Мои собеседники ещё посмаковали напиток, и Алексей Алексеевич тут же выпалил:

— Я с вами в деле. Открываем завод! Питье великолепно. И дамам можно предложить, и вот так, джентльменам. Я и государю пошлю такой ликер.

А быстро сориентировался Бобринский!

— За что получите двадцать долей с производства, ваше сиятельство, если, конечно станете поставлять бесплатно сахар для ликеров. Увы, но ликер «Шабара» я производить намерен со своим крестным отцом, Матвеем Ивановичем Картамоновым, — сказал я и состроил виноватое лицо.

— Господа, ликер прекрасен, спору нет. Но мы здесь и сейчас по важному вопросу собрались. Знаете ли вы каждый о своей доли в банке? Все разрешительные документы есть, осталось дело за малым: определить строение, что будет служить банком, утвердить или исправить устав Губернского Банка… — вернул всех собравшихся в деловое настроение губернатор.
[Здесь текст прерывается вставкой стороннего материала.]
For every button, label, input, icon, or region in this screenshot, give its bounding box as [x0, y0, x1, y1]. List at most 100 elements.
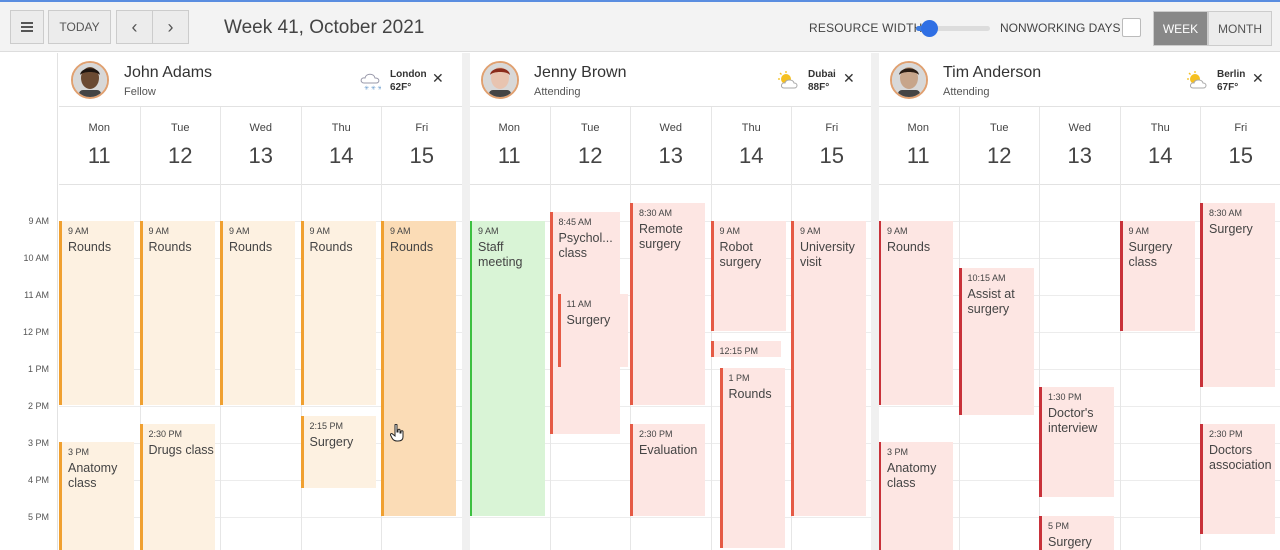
- day-header[interactable]: Wed 13: [630, 107, 711, 185]
- event-time: 1 PM: [728, 373, 750, 383]
- calendar-event[interactable]: 9 AM Robot surgery: [710, 221, 786, 331]
- day-header[interactable]: Tue 12: [139, 107, 221, 185]
- day-name: Thu: [331, 122, 351, 134]
- calendar-event[interactable]: 2:30 PM Evaluation: [630, 424, 705, 516]
- event-time: 2:30 PM: [639, 429, 673, 439]
- resource-separator: [462, 53, 470, 550]
- week-view-button[interactable]: WEEK: [1153, 11, 1208, 46]
- avatar: [890, 61, 928, 99]
- day-header[interactable]: Fri 15: [1200, 107, 1280, 185]
- today-button[interactable]: TODAY: [48, 10, 111, 44]
- calendar-event[interactable]: 9 AM Rounds: [878, 221, 953, 405]
- calendar-event[interactable]: 2:30 PM Doctors association: [1200, 424, 1275, 534]
- calendar-event[interactable]: 12:15 PM Surgery: [710, 341, 781, 357]
- previous-week-button[interactable]: ‹: [116, 10, 152, 44]
- time-grid[interactable]: 9 AM Rounds 3 PM Anatomy class 10:15 AM As…: [878, 185, 1280, 550]
- time-label: 11 AM: [24, 290, 49, 300]
- day-header[interactable]: Thu 14: [300, 107, 382, 185]
- day-header[interactable]: Tue 12: [549, 107, 631, 185]
- calendar-event[interactable]: 1:30 PM Doctor's interview: [1039, 387, 1114, 497]
- calendar-event[interactable]: 11 AM Surgery: [557, 294, 628, 367]
- calendar-event[interactable]: 9 AM Rounds: [139, 221, 215, 405]
- chevron-right-icon: ›: [167, 16, 174, 37]
- calendar-event[interactable]: 8:30 AM Surgery: [1200, 203, 1275, 387]
- calendar-event[interactable]: 9 AM Rounds: [220, 221, 295, 405]
- event-title: Rounds: [148, 240, 192, 254]
- event-time: 10:15 AM: [967, 273, 1006, 283]
- time-label: 9 AM: [28, 216, 49, 226]
- event-time: 3 PM: [68, 447, 90, 457]
- day-header[interactable]: Wed 13: [220, 107, 301, 185]
- close-resource-button[interactable]: ✕: [1252, 70, 1264, 86]
- chevron-left-icon: ‹: [131, 16, 138, 37]
- calendar-event[interactable]: 9 AM Rounds: [381, 221, 456, 516]
- day-header[interactable]: Thu 14: [710, 107, 792, 185]
- event-time: 9 AM: [800, 226, 821, 236]
- day-name: Wed: [249, 122, 272, 134]
- slider-handle[interactable]: [920, 20, 938, 37]
- next-week-button[interactable]: ›: [152, 10, 189, 44]
- event-time: 9 AM: [390, 226, 411, 236]
- weather-city: Dubai: [808, 69, 836, 80]
- event-title: Rounds: [887, 240, 931, 254]
- event-time: 9 AM: [478, 226, 499, 236]
- calendar-event[interactable]: 10:15 AM Assist at surgery: [958, 268, 1034, 415]
- sun-cloud-icon: [778, 71, 798, 89]
- day-number: 15: [1228, 143, 1253, 168]
- hamburger-icon: [21, 22, 33, 32]
- calendar-event[interactable]: 5 PM Surgery: [1039, 516, 1114, 550]
- close-resource-button[interactable]: ✕: [843, 70, 855, 86]
- day-header[interactable]: Mon 11: [59, 107, 140, 185]
- weather-city: London: [390, 69, 427, 80]
- calendar-event[interactable]: 9 AM Staff meeting: [469, 221, 545, 516]
- calendar-event[interactable]: 9 AM University visit: [791, 221, 866, 516]
- day-header[interactable]: Mon 11: [878, 107, 959, 185]
- hour-gridline: [469, 517, 871, 518]
- day-gridline: [710, 185, 712, 550]
- snow-cloud-icon: ✳ ✳ ✳: [360, 73, 381, 91]
- calendar-event[interactable]: 2:30 PM Drugs class: [139, 424, 215, 550]
- day-name: Tue: [580, 122, 600, 134]
- resource-header: Jenny Brown Attending Dubai 88F° ✕: [469, 53, 871, 107]
- resource-name: Tim Anderson: [943, 64, 1042, 81]
- calendar-event[interactable]: 3 PM Anatomy class: [59, 442, 134, 550]
- calendar-event[interactable]: 9 AM Surgery class: [1119, 221, 1195, 331]
- nonworking-days-checkbox[interactable]: [1122, 18, 1141, 37]
- weather-temperature: 62F°: [390, 82, 412, 93]
- time-label: 1 PM: [27, 364, 49, 374]
- day-header[interactable]: Tue 12: [958, 107, 1040, 185]
- event-time: 1:30 PM: [1048, 392, 1082, 402]
- time-label: 10 AM: [23, 253, 49, 263]
- day-name: Thu: [1150, 122, 1170, 134]
- day-header[interactable]: Fri 15: [381, 107, 462, 185]
- resource-role: Attending: [943, 86, 990, 98]
- calendar-event[interactable]: 9 AM Rounds: [59, 221, 134, 405]
- day-header[interactable]: Fri 15: [791, 107, 872, 185]
- close-resource-button[interactable]: ✕: [432, 70, 444, 86]
- calendar-event[interactable]: 3 PM Anatomy class: [878, 442, 953, 550]
- time-grid[interactable]: 9 AM Staff meeting 8:45 AM Psychol... cla…: [469, 185, 871, 550]
- hour-gridline: [469, 406, 871, 407]
- day-header[interactable]: Wed 13: [1039, 107, 1120, 185]
- calendar-event[interactable]: 2:15 PM Surgery: [300, 416, 376, 488]
- time-label: 2 PM: [27, 401, 49, 411]
- event-time: 3 PM: [887, 447, 909, 457]
- day-number: 13: [1067, 143, 1092, 168]
- day-name: Tue: [170, 122, 190, 134]
- month-view-button[interactable]: MONTH: [1208, 11, 1272, 46]
- time-grid[interactable]: 9 AM Rounds 9 AM Rounds 9 AM Rounds 9 AM Ro…: [59, 185, 462, 550]
- day-number: 15: [819, 143, 844, 168]
- menu-button[interactable]: [10, 10, 44, 44]
- day-number: 13: [658, 143, 683, 168]
- day-number: 14: [1148, 143, 1173, 168]
- event-title: Rounds: [728, 387, 772, 401]
- day-header[interactable]: Thu 14: [1119, 107, 1201, 185]
- hour-gridline: [878, 221, 1280, 222]
- resource-width-slider[interactable]: [916, 20, 990, 37]
- weather-temperature: 88F°: [808, 82, 830, 93]
- day-header[interactable]: Mon 11: [469, 107, 550, 185]
- day-number: 14: [739, 143, 764, 168]
- calendar-event[interactable]: 1 PM Rounds: [719, 368, 785, 548]
- calendar-event[interactable]: 8:30 AM Remote surgery: [630, 203, 705, 405]
- calendar-event[interactable]: 9 AM Rounds: [300, 221, 376, 405]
Гости хотят ликера, веселья, а мы тут…

Переговоры шли так, будто все стороны спешили их закончить. Соглашались все и быстро. В итоге вышло так, что все заинтересованные люди просто разделили доли по двадцать процентов, решив, что особо крупные кредиты и сделки совершать будем коллегиально, ну а оперативное управление будет отдано одному из людей Бобринского. Именно граф обладал важнейшим ресурсом — кадрами, даже имел кадровый резерв. Так что я, Алексеев, Фабр, Бобринский и Воронцов учреждали банк с капитализацией в шестьсот тысяч рублей. То есть от каждого выходило по сто двадцать тысяч рублей.

Этих денег, если использовать везде банк, мне не хватило бы для проектов. Но никто бы и не дал мне залезть в банковские хранилища, если я не покажу себя, как реализатора амбициозных проектов, а не прожектера. Вот тогда инвестиции появятся.
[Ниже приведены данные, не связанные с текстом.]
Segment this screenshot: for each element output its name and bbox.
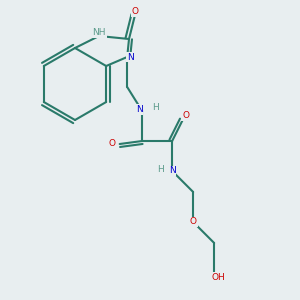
Text: O: O <box>182 111 189 120</box>
Text: O: O <box>131 8 139 16</box>
Text: OH: OH <box>212 273 226 282</box>
Text: NH: NH <box>92 28 106 37</box>
Text: O: O <box>109 140 116 148</box>
Text: N: N <box>127 52 134 62</box>
Text: N: N <box>169 167 175 176</box>
Text: O: O <box>190 218 197 226</box>
Text: H: H <box>152 103 159 112</box>
Text: N: N <box>136 105 142 114</box>
Text: H: H <box>157 165 164 174</box>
— А теперь, господа, я бы хотел спросить вас, — я окинул знатнейших людей взглядом. — Достаточно ли вы любите нашего государя и Отечество.
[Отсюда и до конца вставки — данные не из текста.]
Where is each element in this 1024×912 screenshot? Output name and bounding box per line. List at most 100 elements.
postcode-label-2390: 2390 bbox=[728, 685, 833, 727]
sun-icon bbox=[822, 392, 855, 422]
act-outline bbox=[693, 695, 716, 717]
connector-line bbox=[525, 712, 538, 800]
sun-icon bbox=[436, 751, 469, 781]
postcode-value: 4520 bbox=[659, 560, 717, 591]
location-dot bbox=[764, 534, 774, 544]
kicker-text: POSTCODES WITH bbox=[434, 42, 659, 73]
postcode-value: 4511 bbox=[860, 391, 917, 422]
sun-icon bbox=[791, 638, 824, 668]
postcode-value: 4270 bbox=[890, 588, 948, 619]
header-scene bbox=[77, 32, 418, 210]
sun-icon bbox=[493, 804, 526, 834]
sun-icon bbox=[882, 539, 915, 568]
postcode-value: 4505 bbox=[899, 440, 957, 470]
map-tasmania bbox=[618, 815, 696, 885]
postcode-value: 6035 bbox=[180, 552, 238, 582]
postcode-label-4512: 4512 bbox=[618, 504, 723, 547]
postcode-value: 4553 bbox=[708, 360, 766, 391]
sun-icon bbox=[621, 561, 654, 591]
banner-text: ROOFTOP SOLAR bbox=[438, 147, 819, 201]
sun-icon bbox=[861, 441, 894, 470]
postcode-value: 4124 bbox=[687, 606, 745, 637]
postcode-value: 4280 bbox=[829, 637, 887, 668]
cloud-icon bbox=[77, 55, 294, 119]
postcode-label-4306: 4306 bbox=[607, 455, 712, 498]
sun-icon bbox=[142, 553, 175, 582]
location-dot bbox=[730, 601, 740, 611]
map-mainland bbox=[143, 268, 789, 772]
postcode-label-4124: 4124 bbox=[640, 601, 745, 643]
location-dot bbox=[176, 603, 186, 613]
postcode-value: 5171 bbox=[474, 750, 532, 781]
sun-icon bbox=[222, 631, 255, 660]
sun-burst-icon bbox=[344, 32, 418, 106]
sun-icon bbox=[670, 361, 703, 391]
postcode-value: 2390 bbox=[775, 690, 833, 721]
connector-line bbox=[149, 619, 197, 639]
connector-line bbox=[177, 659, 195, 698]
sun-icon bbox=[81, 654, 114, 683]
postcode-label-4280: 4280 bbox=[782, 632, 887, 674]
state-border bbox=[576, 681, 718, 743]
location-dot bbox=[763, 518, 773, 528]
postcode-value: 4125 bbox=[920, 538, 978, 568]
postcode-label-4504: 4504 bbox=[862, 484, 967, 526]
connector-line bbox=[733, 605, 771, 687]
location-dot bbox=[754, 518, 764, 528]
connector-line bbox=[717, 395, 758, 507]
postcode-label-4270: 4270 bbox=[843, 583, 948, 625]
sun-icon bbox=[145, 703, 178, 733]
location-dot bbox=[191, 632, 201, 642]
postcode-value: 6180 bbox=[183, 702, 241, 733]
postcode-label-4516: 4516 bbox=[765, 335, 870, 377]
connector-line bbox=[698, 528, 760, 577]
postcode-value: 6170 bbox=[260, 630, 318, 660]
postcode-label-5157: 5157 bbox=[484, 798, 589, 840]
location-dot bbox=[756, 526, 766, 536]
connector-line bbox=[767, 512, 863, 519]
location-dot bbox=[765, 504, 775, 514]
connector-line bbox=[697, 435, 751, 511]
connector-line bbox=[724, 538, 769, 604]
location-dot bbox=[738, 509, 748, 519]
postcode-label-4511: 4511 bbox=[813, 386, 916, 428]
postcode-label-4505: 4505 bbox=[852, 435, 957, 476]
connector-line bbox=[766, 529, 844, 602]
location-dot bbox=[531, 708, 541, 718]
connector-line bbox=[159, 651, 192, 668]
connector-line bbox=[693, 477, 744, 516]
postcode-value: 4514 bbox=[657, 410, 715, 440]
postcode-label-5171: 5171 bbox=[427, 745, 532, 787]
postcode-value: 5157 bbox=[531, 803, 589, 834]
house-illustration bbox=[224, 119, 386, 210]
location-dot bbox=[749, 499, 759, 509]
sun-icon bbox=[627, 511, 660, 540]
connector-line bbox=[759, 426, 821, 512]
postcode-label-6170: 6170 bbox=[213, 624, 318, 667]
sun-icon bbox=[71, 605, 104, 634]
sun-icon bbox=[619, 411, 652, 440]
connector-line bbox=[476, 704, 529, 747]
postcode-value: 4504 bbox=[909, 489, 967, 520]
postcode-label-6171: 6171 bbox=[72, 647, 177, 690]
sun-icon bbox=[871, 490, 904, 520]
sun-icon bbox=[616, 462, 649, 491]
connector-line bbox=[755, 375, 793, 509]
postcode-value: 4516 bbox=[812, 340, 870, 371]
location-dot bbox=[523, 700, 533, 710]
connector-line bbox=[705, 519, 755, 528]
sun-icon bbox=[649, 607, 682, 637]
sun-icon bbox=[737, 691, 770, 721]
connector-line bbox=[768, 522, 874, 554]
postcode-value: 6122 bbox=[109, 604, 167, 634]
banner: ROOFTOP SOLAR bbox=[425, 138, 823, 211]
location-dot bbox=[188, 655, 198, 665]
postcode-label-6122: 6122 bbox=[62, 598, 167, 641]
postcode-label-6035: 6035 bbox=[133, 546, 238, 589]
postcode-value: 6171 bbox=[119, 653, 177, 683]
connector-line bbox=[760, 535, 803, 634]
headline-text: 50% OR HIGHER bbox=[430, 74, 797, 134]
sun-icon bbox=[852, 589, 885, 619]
— Я давеча сказал, что вы разумник, которых поискать, но этот вопрос… — Бобринский показал обиду.

— Никого обижать я не вознамерился. А вот создать отдельный полк, который помог бы нашему Отечеству в предстоящих войнах, я нам всем предлагаю. Если вы не пожелаете в том участвовать, то я сам этим делом займусь, — сказал я, не обращая внимания на обиды.

Установилась тишина чрезвычайная, даже ликера уже никто не пил.

— Это возможно, но зачем? — недоуменно спрашивал губеранатор.

— Каждому поколению, господа, своя война. И неужели история пойдет не так только потому, что мы того желаем — и настанет всеобщее благоденствие? Не для мира же англичане уже перевооружаются и формируют армию? — спрашивал я.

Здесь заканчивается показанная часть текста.